- I never got to Brad Free's column in the Form entitled When tote board talks, pay attention before I went away, and wanted to get back to it for a moment.
Of all the things I learned in my formative handicapping years, few were more important than the night I finally came to understand the importance of watching the board. Prior to that, I would stubbornly insist that the horses can't read the board, so what difference did it make. My young mind just didn't grasp the concept that there could be a connection between the two. Then one night at Roosevelt Raceway, I was with one of the two friends that taught me virtually everything I know about this stuff, who I'll refer to as Jake (one of the people who are not as fortunate as those of us that are able to limit our gambling to our disposable income [a phrase that takes on its own special meaning when applied to betting on horses], and is sadly no longer able to participate).
We were doping (perhaps another one of those phrases) out a race and there were only a few minutes to go, when he suddenly and matter-of-factly goes, "The 7 is a lock, he's gonna win by 10 lengths," and heads to the windows. We hadn't discussed this horse at all, and I looked at his middling form in the program and was completely baffled. "What are you talking about?" I remember thinking he was nuts. Jake proceeded to point out that given that lousy form, plus the fact he was moving out to the 7 hole, the horse should be 50-1; I looked at the board, and in fact, he was more like 5-1.
I didn't bet him, and the horse went wire to wire and won by open lengths, and in about 2 minutes and 2 seconds or so, I saw the light, and have always recalled that lesson. As Free wrote,
It is downright stubborn to ignore unusual betting action without considering the possibility the action is meaningful. When a horse's odds are out of whack, bettors should ask why. Backing a high-odds horse is acceptable, even recommended, as long as one understands the reasons the horse is being ignored by others.But Free ridicules the idea of staring at the board every race looking to "smart money" to tell you who to bet, and as Jessica over at Railbird queried in her post on this column last week: "..what I'm wondering about, and what Free doesn't really address, is how do bettors determine if the action is meaningful"
Similarly, when a horse's attributes are not clear, a bettor should recognize lopsided action. [Daily Racing Form]
I've been wondering about that a lot lately given the fact that such a small percentage of monies wagered on races now are bet at the track. For example, at Aqueduct on Sunday, 3,730 fans (ouch!!) wagered $758,000 on track, but nearly $7 million was bet from OTBs, other tracks, rebate shops, etc., So when I'm watching the board now, I'm thinking, well, where is this money coming from? Do people betting from Prairie Meadows or from the OTB in Schenectady know anything I don't? Is it just money coming from some rebate shop where a guy is tapped into the pools and doing some kind of computerized program bet? If there was some "smart" money being bet on track, isn't it dwarfed by all the money swarming in from other locales?
One method I've always used to identify horses that are "live" on the board and seems to still be effective, is something I read in a Tom Ainslie book decades ago: Watching the show pools in relation to the win odds. Ainslie wrote that the public bets horses in the win/place/show pools consistently, so that if a horse has, say, 10% of the win money, he should have roughly that much of the show pool. But sometimes you will see a horse getting bet "on the nose," that is, he may be 4-1 to win, but in the show pool he has the same amount of money wagered as other horses in the field that are, say, 10- or 12-1. I watch this with more than just a few minutes until post, because sometimes you'll see the discrepancies corrected in the final minutes by people looking for value.

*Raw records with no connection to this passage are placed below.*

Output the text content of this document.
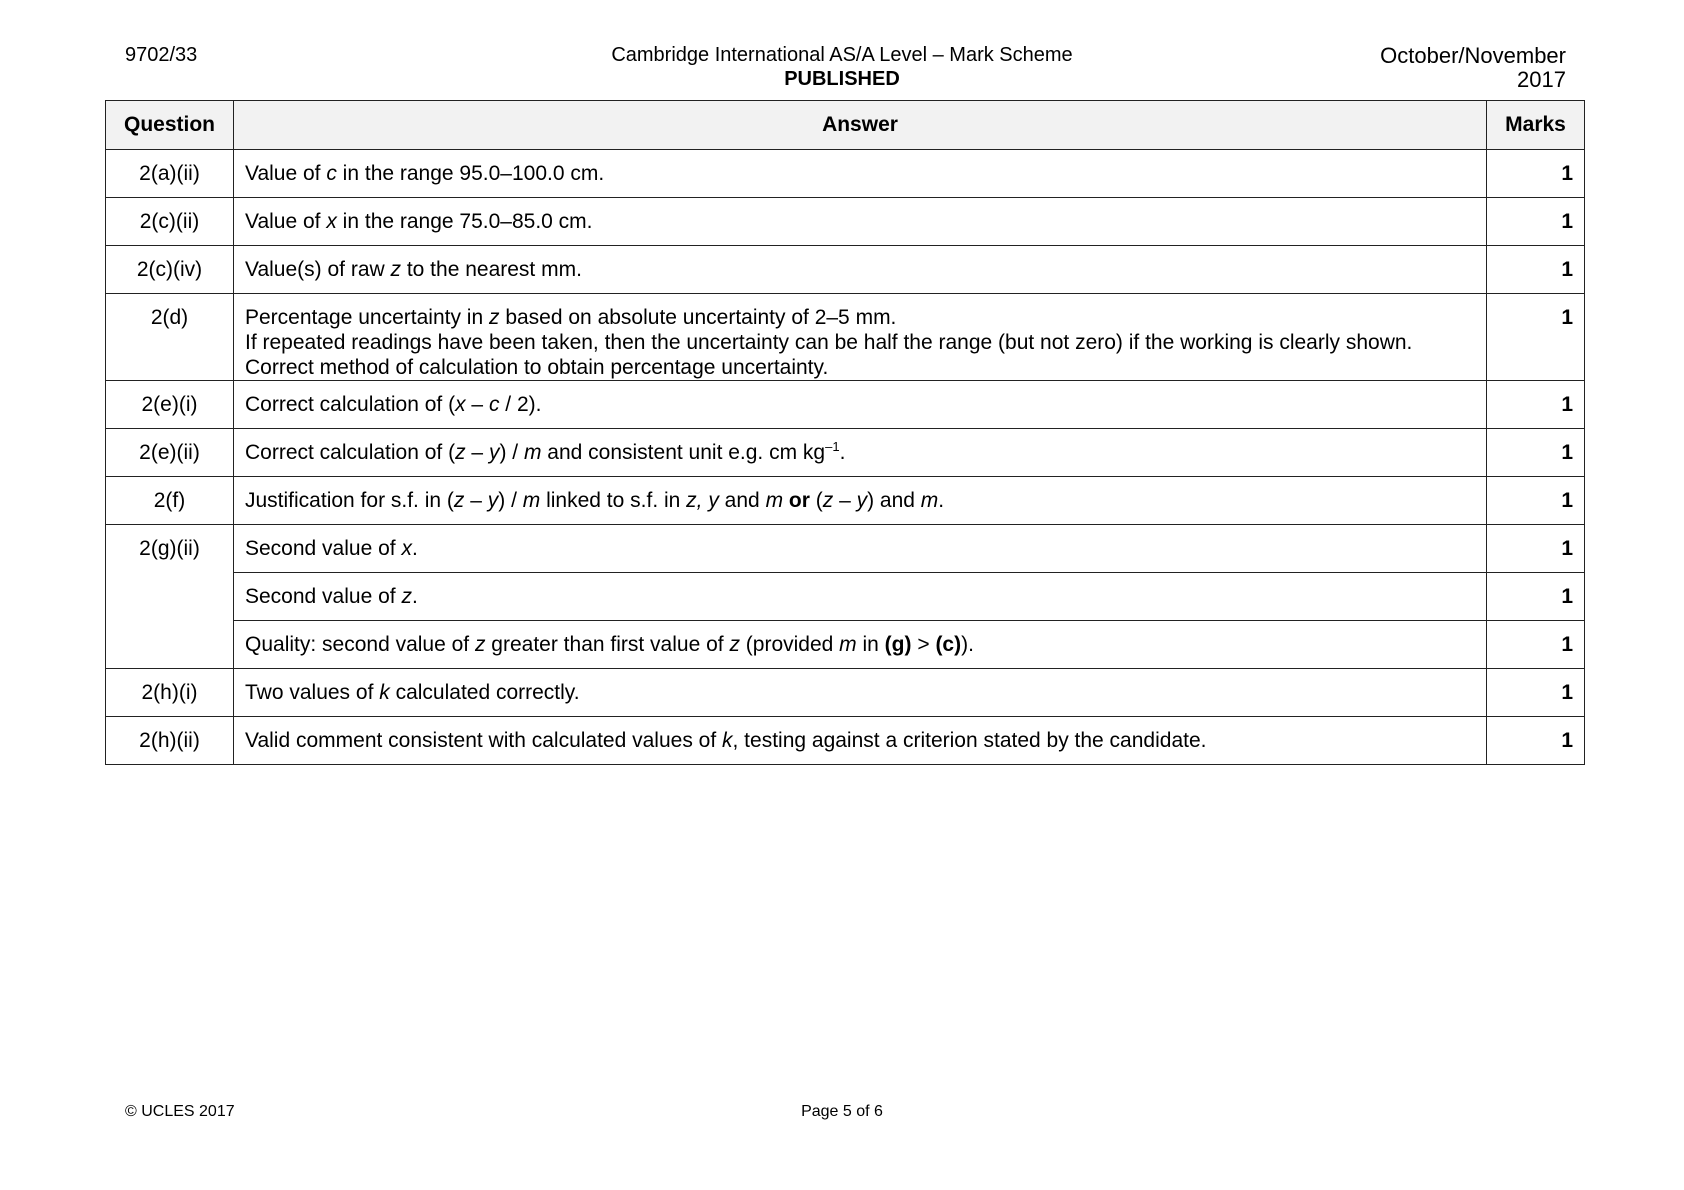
9702/33	Cambridge International AS/A Level – Mark Scheme
PUBLISHED
October/November
2017
Question	Answer	Marks
2(a)(ii)	Value of c in the range 95.0–100.0 cm.	1
2(c)(ii)	Value of x in the range 75.0–85.0 cm.	1
2(c)(iv)	Value(s) of raw z to the nearest mm.	1
2(d)	Percentage uncertainty in z based on absolute uncertainty of 2–5 mm.
If repeated readings have been taken, then the uncertainty can be half the range (but not zero) if the working is clearly shown.
Correct method of calculation to obtain percentage uncertainty.	1
2(e)(i)	Correct calculation of (x – c / 2).	1
2(e)(ii)	Correct calculation of (z – y) / m and consistent unit e.g. cm $kg^{-1}$.	1
2(f)	Justification for s.f. in (z – y) / m linked to s.f. in z, y and m or (z – y) and m.	1
2(g)(ii)	Second value of x.	1
	Second value of z.	1
	Quality: second value of z greater than first value of z (provided m in (g) > (c)).	1
2(h)(i)	Two values of k calculated correctly.	1
2(h)(ii)	Valid comment consistent with calculated values of k, testing against a criterion stated by the candidate.	1
© UCLES 2017	Page 5 of 6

Over the years, I don't think I've known a more consistent way of picking out live horses. It's something I see only once in a while, less than in the past, often not once during a particular day, but I think it's always worth noting, especially in maiden races. Of course you have to consider other factors - it helps to know the trainer and his betting habits; or if I see a horse that always seems to get bet, then I disregard the tote action and actually those can sometimes be nice underlays to leave out. When I look at results for a day I didn't play and see a payoff like $10.20 $5.40 $5.00, without a big favorite running out, I figure I probably missed one I very well could have had.